The Royal Far West say after years of drought, bushfires and now COVID-19, demand for their services that provide healthcare for rural and remote children has grown significantly.
Royal Far West business director Jacqui Emery said they had particularly seen a peak in referrals to their pediatric developmental program, which was for children with complex needs or family situations.
"The other thing we have noticed in the last two years, is a quadrupling of children who are requiring a psychiatric appointment as part of their assessment," she said.
She said anecdotally they had heard from families that the drought has caused a lot of financial stress and pressures.
"I think that the struggle with families suffering financial hardship, is it does have an adverse impact on the parents' well-being, they're carrying all that extra stress and ultimately the stress does filter down to the kids," Ms Emery said.

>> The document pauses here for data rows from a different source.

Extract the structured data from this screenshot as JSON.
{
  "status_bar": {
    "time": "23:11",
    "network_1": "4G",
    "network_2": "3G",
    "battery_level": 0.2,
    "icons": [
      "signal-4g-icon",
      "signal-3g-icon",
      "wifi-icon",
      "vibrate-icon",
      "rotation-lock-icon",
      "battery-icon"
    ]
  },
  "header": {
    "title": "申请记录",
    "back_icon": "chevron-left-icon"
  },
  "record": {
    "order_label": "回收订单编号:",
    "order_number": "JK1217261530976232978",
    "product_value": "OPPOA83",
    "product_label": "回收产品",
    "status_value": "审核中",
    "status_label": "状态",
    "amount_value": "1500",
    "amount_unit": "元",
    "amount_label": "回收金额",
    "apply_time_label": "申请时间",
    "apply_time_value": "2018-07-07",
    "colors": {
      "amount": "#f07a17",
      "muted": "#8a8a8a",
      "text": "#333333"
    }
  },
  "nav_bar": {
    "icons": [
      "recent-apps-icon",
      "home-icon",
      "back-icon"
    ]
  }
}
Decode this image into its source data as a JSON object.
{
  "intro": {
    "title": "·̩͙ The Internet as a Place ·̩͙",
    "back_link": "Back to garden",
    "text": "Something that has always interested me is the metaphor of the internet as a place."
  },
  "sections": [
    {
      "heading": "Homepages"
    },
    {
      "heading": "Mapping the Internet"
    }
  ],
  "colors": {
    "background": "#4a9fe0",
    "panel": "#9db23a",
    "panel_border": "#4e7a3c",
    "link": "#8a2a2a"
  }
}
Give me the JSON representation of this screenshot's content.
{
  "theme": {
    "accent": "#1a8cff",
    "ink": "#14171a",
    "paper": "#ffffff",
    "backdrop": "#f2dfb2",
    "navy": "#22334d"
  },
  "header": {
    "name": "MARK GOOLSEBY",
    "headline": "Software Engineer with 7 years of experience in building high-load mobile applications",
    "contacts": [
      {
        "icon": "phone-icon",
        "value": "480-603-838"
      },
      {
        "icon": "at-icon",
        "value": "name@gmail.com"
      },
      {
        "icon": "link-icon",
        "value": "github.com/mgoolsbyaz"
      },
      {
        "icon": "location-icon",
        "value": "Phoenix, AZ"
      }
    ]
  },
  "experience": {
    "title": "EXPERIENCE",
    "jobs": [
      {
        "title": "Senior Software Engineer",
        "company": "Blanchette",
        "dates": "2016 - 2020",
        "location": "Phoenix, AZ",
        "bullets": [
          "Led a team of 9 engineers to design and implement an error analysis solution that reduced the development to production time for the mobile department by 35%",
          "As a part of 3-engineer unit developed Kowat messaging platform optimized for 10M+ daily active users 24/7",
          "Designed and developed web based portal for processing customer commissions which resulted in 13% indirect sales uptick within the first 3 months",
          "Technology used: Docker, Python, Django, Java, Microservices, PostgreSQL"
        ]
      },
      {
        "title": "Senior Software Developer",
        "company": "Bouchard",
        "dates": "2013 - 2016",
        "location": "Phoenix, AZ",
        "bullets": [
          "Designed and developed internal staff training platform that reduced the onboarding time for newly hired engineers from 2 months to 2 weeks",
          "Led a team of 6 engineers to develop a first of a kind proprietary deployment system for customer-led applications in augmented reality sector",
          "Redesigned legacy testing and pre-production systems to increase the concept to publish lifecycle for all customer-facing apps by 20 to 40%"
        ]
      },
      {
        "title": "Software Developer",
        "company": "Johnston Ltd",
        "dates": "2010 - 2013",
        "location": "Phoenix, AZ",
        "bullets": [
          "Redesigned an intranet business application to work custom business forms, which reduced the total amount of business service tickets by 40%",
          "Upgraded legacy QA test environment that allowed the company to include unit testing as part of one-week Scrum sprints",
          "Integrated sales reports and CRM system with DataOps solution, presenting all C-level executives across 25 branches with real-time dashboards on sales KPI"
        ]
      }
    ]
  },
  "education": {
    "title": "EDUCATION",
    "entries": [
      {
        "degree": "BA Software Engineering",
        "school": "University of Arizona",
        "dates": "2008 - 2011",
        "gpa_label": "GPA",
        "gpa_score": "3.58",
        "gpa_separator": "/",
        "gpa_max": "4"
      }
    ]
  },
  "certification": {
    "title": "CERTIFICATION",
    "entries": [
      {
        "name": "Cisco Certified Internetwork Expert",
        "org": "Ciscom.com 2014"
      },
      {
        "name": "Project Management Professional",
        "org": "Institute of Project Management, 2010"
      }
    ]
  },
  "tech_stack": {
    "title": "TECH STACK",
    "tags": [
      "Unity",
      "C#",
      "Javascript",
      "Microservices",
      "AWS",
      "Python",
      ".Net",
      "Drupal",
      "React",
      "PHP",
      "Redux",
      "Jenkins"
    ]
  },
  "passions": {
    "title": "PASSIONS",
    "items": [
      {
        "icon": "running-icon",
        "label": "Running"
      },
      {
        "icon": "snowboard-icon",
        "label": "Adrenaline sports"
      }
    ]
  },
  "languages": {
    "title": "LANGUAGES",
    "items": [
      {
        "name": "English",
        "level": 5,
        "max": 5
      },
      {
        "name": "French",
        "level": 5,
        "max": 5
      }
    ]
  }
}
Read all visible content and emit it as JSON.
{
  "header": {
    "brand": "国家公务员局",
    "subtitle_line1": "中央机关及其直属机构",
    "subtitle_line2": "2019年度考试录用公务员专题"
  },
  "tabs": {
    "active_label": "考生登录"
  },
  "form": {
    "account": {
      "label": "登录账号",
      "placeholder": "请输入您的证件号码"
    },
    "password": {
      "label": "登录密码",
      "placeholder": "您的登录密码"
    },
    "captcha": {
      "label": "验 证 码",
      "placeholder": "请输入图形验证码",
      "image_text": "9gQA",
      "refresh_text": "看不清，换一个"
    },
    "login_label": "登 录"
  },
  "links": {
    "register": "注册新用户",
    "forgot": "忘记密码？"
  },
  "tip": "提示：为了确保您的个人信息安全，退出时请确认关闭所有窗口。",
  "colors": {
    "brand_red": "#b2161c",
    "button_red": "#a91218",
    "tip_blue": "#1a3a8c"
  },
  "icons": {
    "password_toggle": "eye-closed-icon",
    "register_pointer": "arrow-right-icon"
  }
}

"If parents are struggling with their mental health, they then have reduced capacity to support their children that have a developmental challenge.
"When parents aren't equipped because of their own, very real, struggles and hardships, it makes it harder for that child to improve.
"Now, with COVID-19 on top of that, people have additional challenges, families don't even have their day to day support of teachers who play an important role in children's lives as well.
"You start talking about double and triple disadvantages for these families that already have to deal with the challenge of isolation and remoteness."
A third had trouble paying for food due to drought
She said they wanted to gather evidence on the impact of drought, so in February they conducted a survey with the 36 families who attend their pediatric developmental program.
"Over a six-week period we asked those families to complete a survey on how the drought has impacted them," Ms Emery said.
The survey found a significant increase in financial stress since the drought, with over a third of respondents having difficulty paying for food and more than half of the families could no longer afford health costs.
The number of adults reporting poor or fair health doubled to over 40 per cent compared to before the drought.
Ms Emery said recent rain had been a source of hope for many families but it was not an instant solution.
"Some have been living in drought conditions for up to seven years," Ms Emery said.
"Families have been living on minimal resources, have increased debt or have completely destocked so it will take time for them to recover.
"Also, the thing to remember about children is often you see these adverse impacts arising quite some time after the event.
"Certainly in bushfires, a lot of children who will have long-term adverse affects, aren't even presenting with those symptoms until as long as 26 months after the actual fire event."
Child centric, family focused
Although, Royal Far West focus their services on children, they said they would continue to raise awareness on the issues facing the whole family.
"We've always been child-centric but family focused," Ms Emery said.
"The children's well-being is linked to the well-being of the family and even the whole community.
"Sometimes country families are so resilient and brave that you don't hear how difficult it is for them.
"One of things we've done to respond to an increase in the referrals, is start to offer more support to parents.
"We now offer emotional coaching, giving parents much-needed tools so they can rebuild their capacity and resilience."